Would you like to help us?

Article by: Andacs Robert Eugen, on 26 August 2023, at 07:44 am PDT

The study of exoplanets is going through a significant change, with more than 5,000 confirmed exoplanets that have been discovered so far in our galaxy. Experts estimate that this number will increase substantially in the next decade. The Transiting Exoplanet Survey Satellite (TESS) has already identified over 4,000 candidate exoplanets, and the Planetary Transits and Oscillations of Stars (PLATO) is scheduled to launch in 2026.

We are on the verge of discovering more than 10,000 potentially habitable worlds in the near future. This is an astonishing concept, but it also challenges how we allocate our resources in the search for extraterrestrial life. The main issue is how to prioritize our search endeavors.

A recent paper published on the arXiv pre-print server focuses on identifying the best exoplanet candidates for further study using the James Webb Space Telescope (JWST). The researchers aim to unravel the mysteries of diverse exoplanetary atmospheres and potentially find signs of life. They have developed a methodology that categorizes confirmed and candidate exoplanets based on two crucial parameters: planet radius and estimated surface temperature.

This method will help to identify prime candidates for closer scrutiny, creating a strategic approach to the quest for extraterrestrial life.

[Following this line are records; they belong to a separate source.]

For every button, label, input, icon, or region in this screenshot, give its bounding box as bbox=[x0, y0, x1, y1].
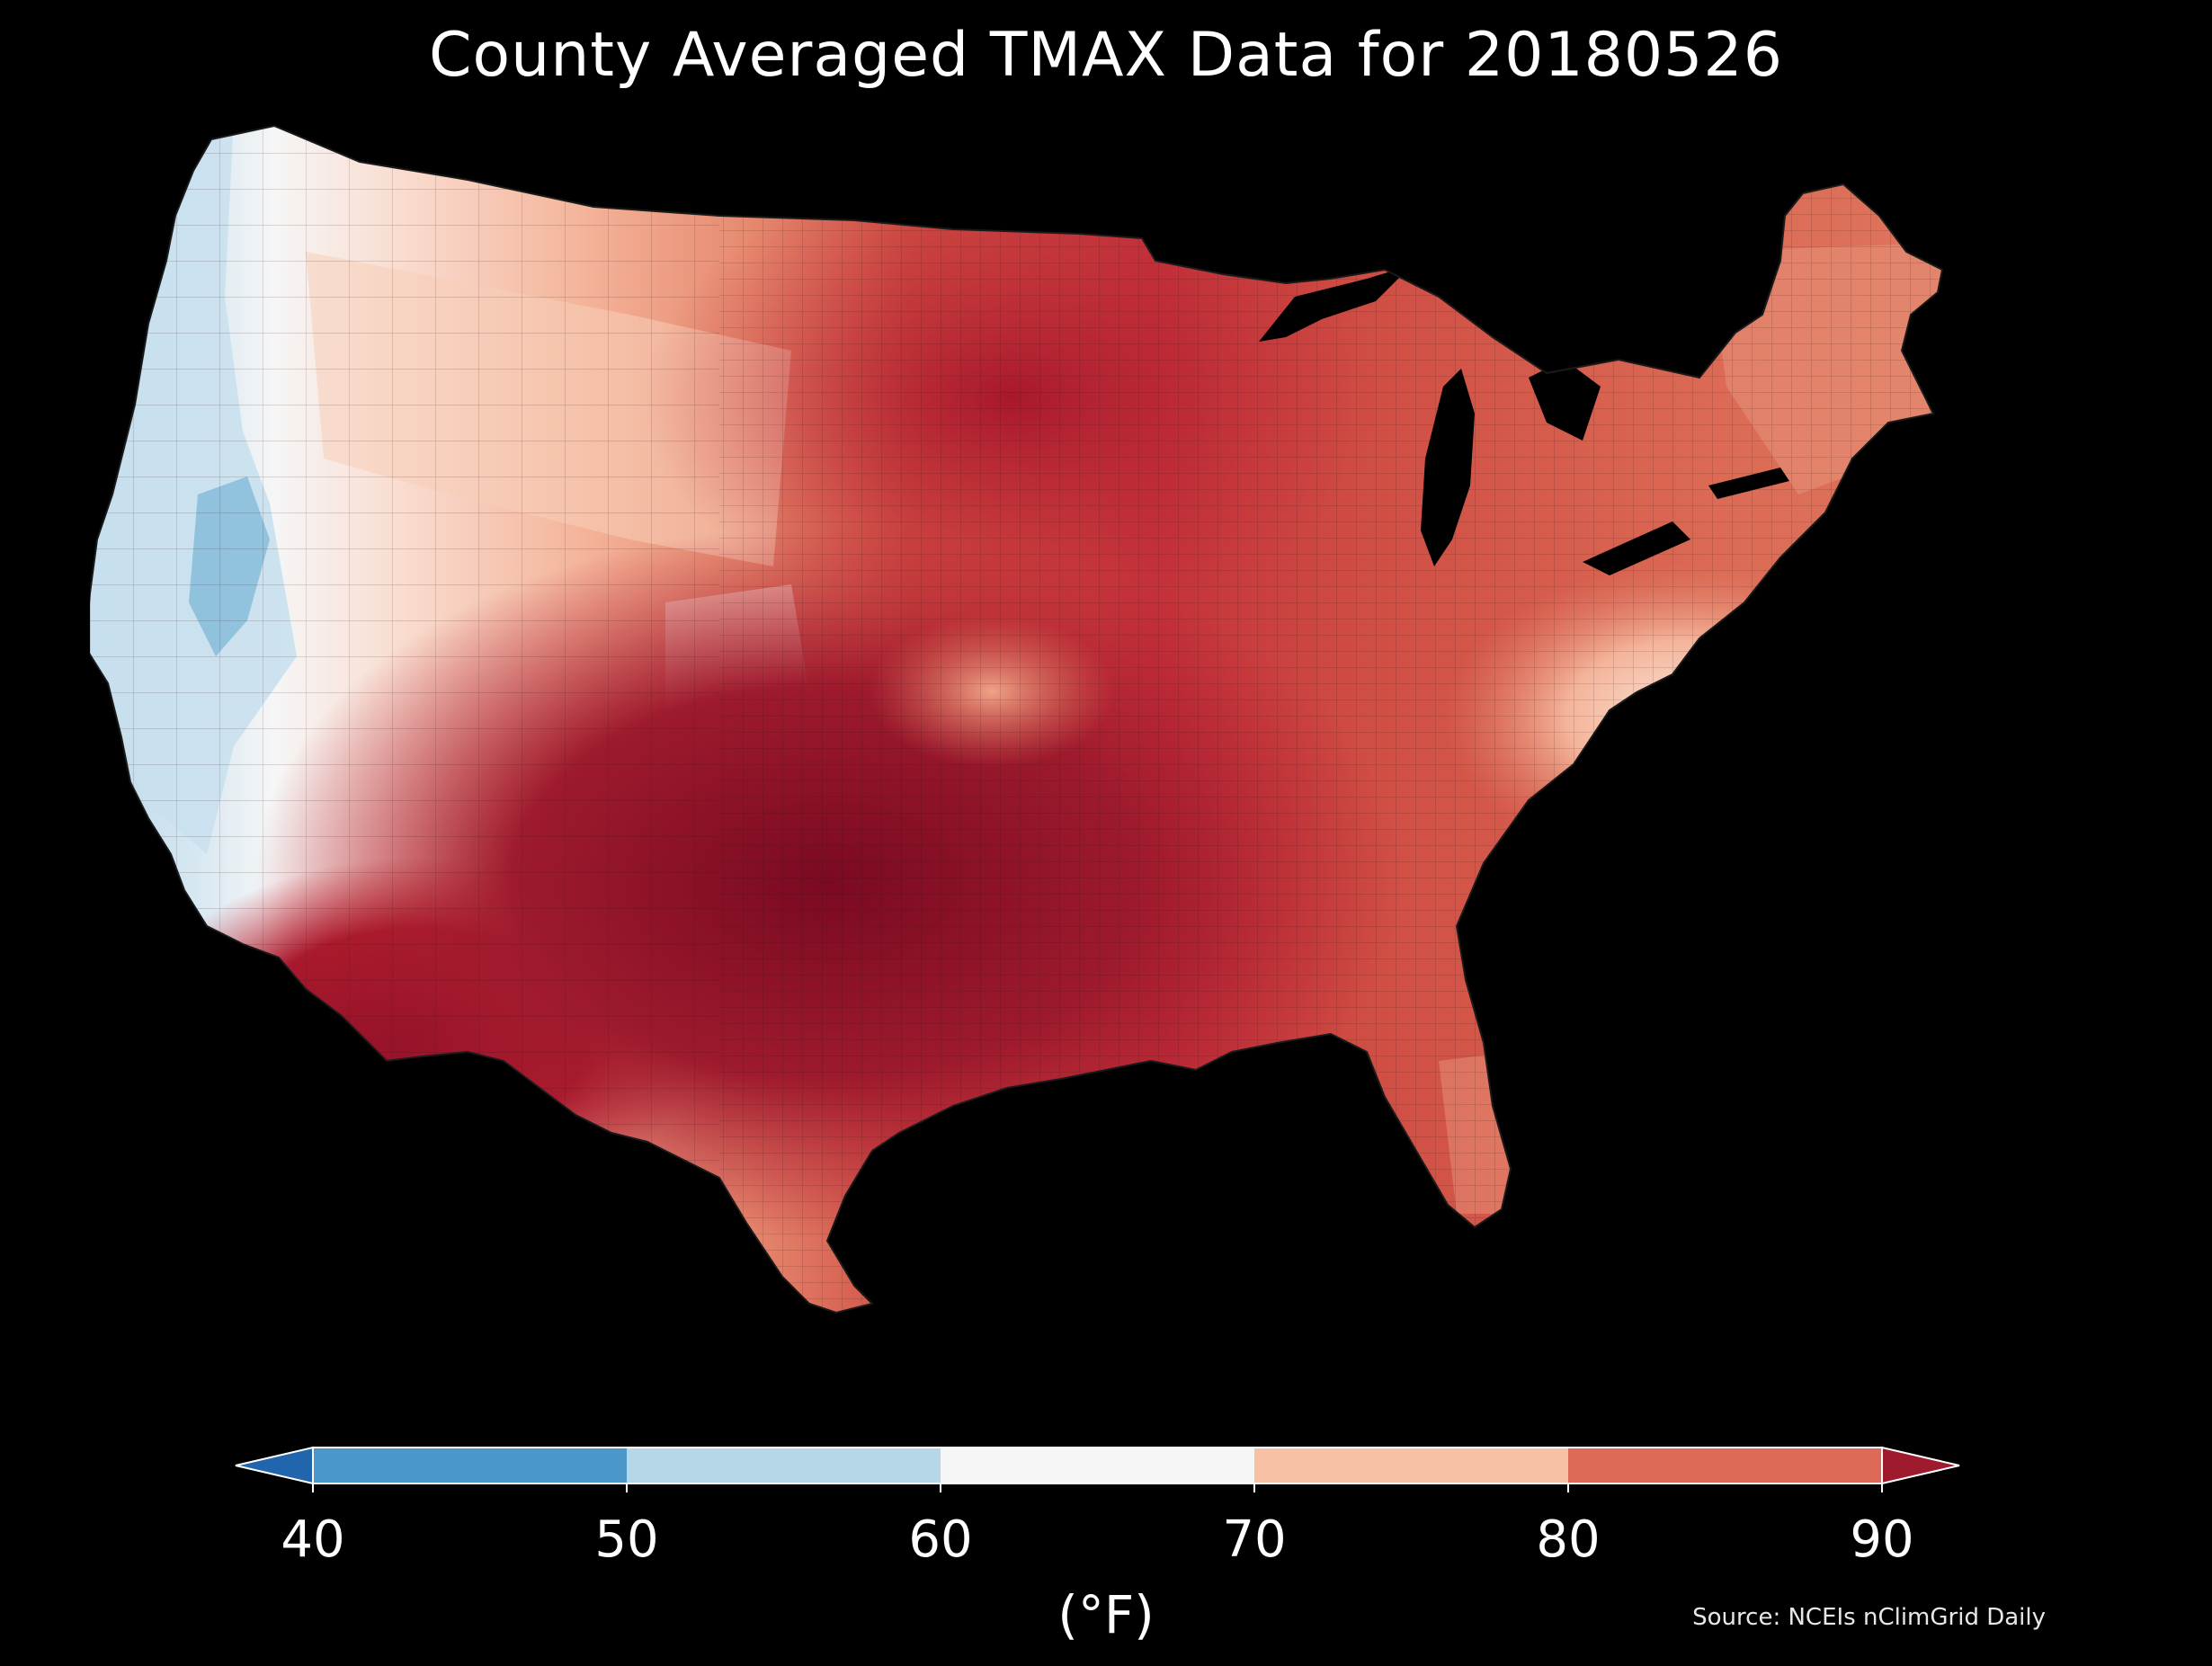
colorbar-over-extension bbox=[1881, 1446, 1960, 1485]
colorbar-tick-label: 40 bbox=[281, 1510, 345, 1569]
colorbar-bin-70-80 bbox=[1254, 1448, 1568, 1483]
us-county-map bbox=[84, 117, 2140, 1394]
colorbar-tick-label: 80 bbox=[1536, 1510, 1601, 1569]
colorbar-frame bbox=[312, 1447, 1883, 1484]
colorbar-bin-60-70 bbox=[941, 1448, 1254, 1483]
lake-michigan bbox=[1421, 369, 1475, 566]
lake-huron bbox=[1529, 360, 1601, 441]
lake-ontario bbox=[1708, 468, 1789, 499]
colorbar-bin-50-60 bbox=[627, 1448, 941, 1483]
lake-superior bbox=[1259, 265, 1412, 342]
colorbar-bin-40-50 bbox=[313, 1448, 627, 1483]
map-title: County Averaged TMAX Data for 20180526 bbox=[429, 20, 1783, 91]
great-lakes bbox=[1259, 265, 1789, 575]
colorbar-under-extension bbox=[235, 1446, 314, 1485]
colorbar bbox=[234, 1439, 1978, 1528]
colorbar-tick-label: 60 bbox=[908, 1510, 973, 1569]
colorbar-unit-label: (°F) bbox=[1057, 1584, 1155, 1645]
colorbar-tick-label: 90 bbox=[1850, 1510, 1914, 1569]
colorbar-bin-80-90 bbox=[1568, 1448, 1882, 1483]
colorbar-tick-label: 50 bbox=[594, 1510, 659, 1569]
lake-erie bbox=[1583, 521, 1690, 575]
colorbar-tick-label: 70 bbox=[1222, 1510, 1287, 1569]
source-credit: Source: NCEIs nClimGrid Daily bbox=[1692, 1604, 2046, 1631]
county-fill-layer bbox=[90, 126, 1942, 1313]
us-outline bbox=[84, 124, 1944, 1314]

In the search for exoplanets, a careful evaluation process is used to identify those with the greatest potential for detectable transmission or emission spectra. This involves a dual-ranking process using transmission and emission spectroscopy metrics (TSM) and emission spectroscopy metrics (ESM). These metrics measure spectral strength in relation to background noise and are followed by an assessment of the feasibility of spectrum detection using existing observatories.

This process has yielded a select group of 103 exoplanets sourced from TESS candidates. These candidates were then subjected to the TESS Follow-up Observation Program, resulting in 14 exoplanets being confirmed as "best in class" targets for JWST observation. These 14 exemplars will undergo detailed characterization of their atmospheres, providing invaluable understanding for future astronomical missions such as the Atmospheric Remote-sensing Infrared Exoplanet Large Survey (ARIEL).

This research emphasizes the importance of including these 14 exoplanets in JWST's observation itinerary, given their potential to advance our understanding of exoplanetary atmospheres. While ongoing observations may expand this list, these 14 luminaries are a sturdy foundation for exoplanetary exploration. The JWST's observational capabilities are highly sought after, making it a competitive resource for astronomical research.

The research has been published here.